Lorenzo's lips twisted in a dry smile.
“She'd be pissed off if she heard you say that. She's
still ranting on how you didn't help her join the Cadets, and kept her in an
office after she was sworn into the Guard because you thought she was too
young.”
Wilhelm shrugged. “I still think she'd be better off
elsewhere, and I'm not going to change my mind about that.”
“Even though she's a damn fine fighter?”
“Damn fine or not, fighters get hurt. Or worse.”
“Not when I'm around.”
“True. You've been doing a good job so far. Just keep
it up.”
Something on the horizon was stirring. Wilhelm picked
up the phone at his waist and flipped it open. Others might have raised the
alarm already, but he wasn't taking chances.
“Go find her,” he told Lorenzo. “Keep her safe.”
Lorenzo saluted him. “Yes, sir.”
* * * *
When I think back of the night I met Lorenzo, I
can't help seeing the scene through different eyes. Back then, I was a young
girl on her first official night on duty at the walls, and the soldier I met
that night, the man I soon realized was a vampire, was just sweet, funny and
cute. Today, I know he was nice to me because Will had asked him to be.

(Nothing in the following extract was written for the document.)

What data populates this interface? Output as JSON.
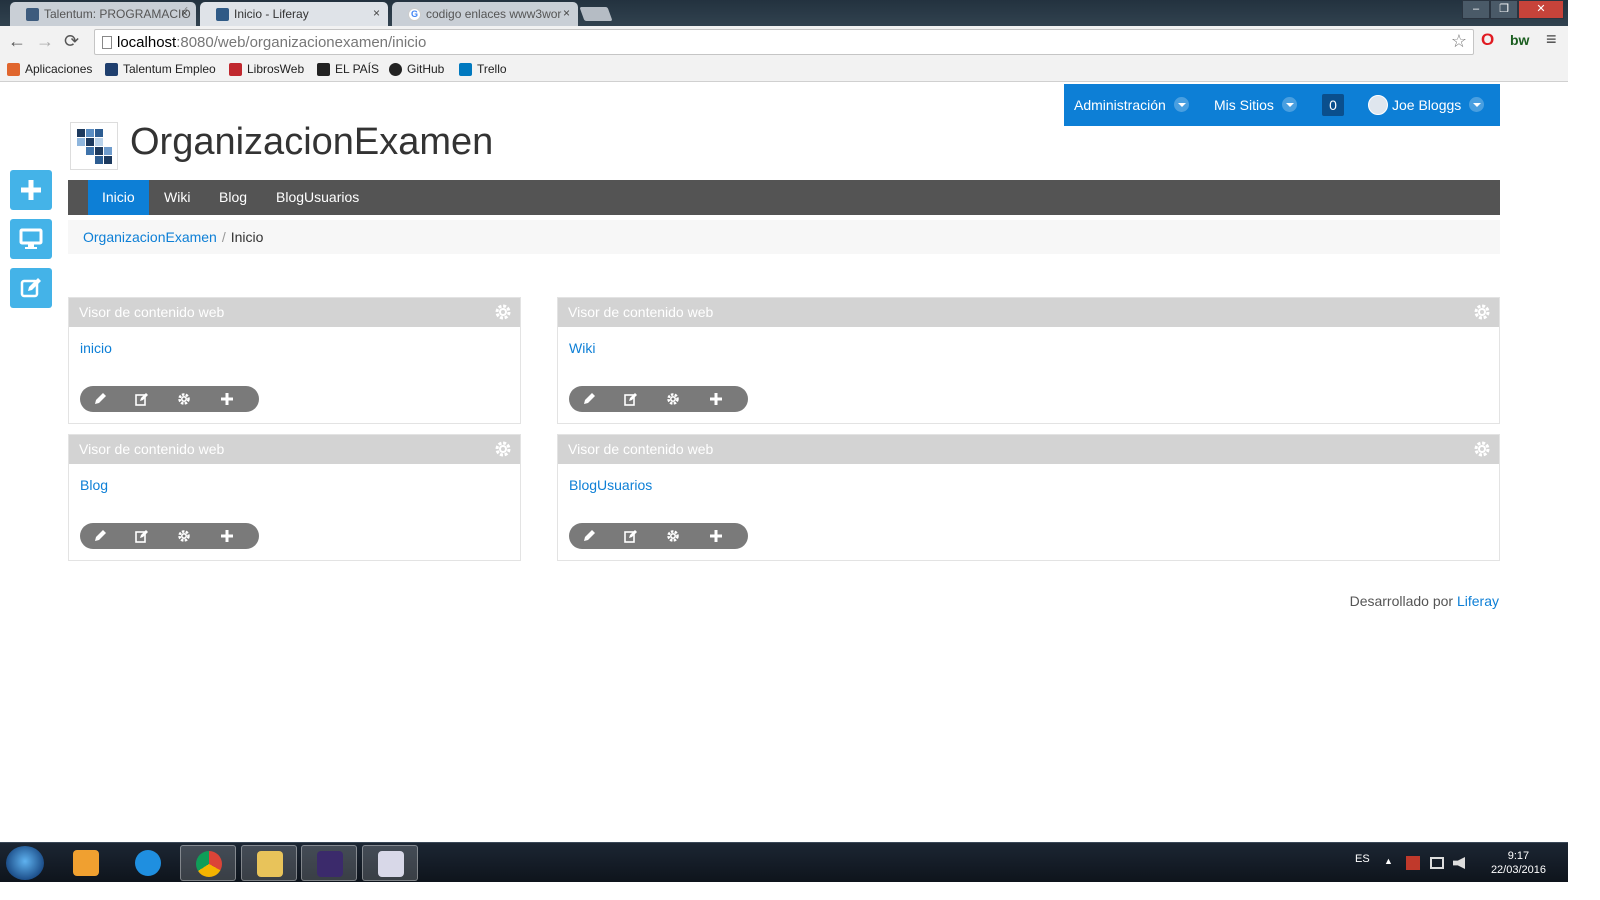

I had thought I had won, when Will relented and
obtained my transfer to active duty. But all he did was switch tactics. He
couldn't lock me up in an office, so he gave me a babysitter. Vampire, so he'd
have a better chance of protecting me. Relatively young, so we'd bond more
easily. And bond, we did.
Lorenzo had my back from the first night on. It's
something relatively common in the Guard; most of us can't afford to fight
demons alone. Will is one of the rare exceptions to that rule.
Lorenzo was new in the Guard, as I was, but I had the
benefit of almost two years of Cadet training behind me. The training for
vampires is far less thorough than that. Honestly, when I saw him handling that
sword, I started thinking that I had to look over him. It took me four nights
to convince him to try an axe instead. With his way of swinging with all his
strength in the blow, it just made more sense.

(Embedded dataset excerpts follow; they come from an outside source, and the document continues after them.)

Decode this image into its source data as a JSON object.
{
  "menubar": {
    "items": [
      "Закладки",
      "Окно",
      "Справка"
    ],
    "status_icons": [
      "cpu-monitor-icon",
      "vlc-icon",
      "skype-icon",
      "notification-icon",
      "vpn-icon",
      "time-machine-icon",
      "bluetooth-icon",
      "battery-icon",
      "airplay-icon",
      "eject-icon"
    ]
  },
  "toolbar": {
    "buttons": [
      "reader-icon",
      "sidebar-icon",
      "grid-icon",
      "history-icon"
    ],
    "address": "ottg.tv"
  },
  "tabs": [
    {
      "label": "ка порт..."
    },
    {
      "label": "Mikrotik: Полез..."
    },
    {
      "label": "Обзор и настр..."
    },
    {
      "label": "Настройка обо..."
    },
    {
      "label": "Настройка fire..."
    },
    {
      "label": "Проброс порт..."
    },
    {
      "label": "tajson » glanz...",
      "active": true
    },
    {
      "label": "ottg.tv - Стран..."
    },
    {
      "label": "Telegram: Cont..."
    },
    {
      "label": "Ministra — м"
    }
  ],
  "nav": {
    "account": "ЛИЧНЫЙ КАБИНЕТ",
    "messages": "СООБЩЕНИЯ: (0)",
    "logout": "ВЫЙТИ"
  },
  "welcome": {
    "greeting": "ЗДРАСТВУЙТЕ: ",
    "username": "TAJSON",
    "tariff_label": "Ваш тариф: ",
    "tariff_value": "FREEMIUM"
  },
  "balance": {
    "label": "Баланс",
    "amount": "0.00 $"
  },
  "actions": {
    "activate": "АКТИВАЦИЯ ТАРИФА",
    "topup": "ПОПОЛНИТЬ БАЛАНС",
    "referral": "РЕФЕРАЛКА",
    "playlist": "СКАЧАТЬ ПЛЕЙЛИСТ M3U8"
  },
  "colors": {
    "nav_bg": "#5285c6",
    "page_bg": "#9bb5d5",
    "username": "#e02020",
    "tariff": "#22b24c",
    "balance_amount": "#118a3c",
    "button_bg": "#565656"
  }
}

I had never had much interest in vampires before.
The only vampire I knew was Will, and he was very... special to me. For years,
I thought of him as a hero that was keeping me safe, and later... But I was
talking about Lorenzo, wasn't I?
I was saying I never had an interest in vampires
before meeting Lorenzo. In truth, I never did even after. When we started
talking, on those nights when no demons showed up, or when I started showing
him fighting moves, it wasn't a vampire I had in front of me. It was a young
man, just a few years older than me, who was funny, and a bit dorky. A man, I
learned after a few weeks, who kissed like an angel. A few weeks more, and I
knew he made love like a devil.
The night after I first slept with Lorenzo, we
crossed paths with Will over the walls. When he looked at me—at us—he seemed
colder than I had ever seen him, but when the demons attacked, he fought with a
fire come straight from hell. He'll deny it to the day he's ashes but I knew it
from the first night. He was jealous.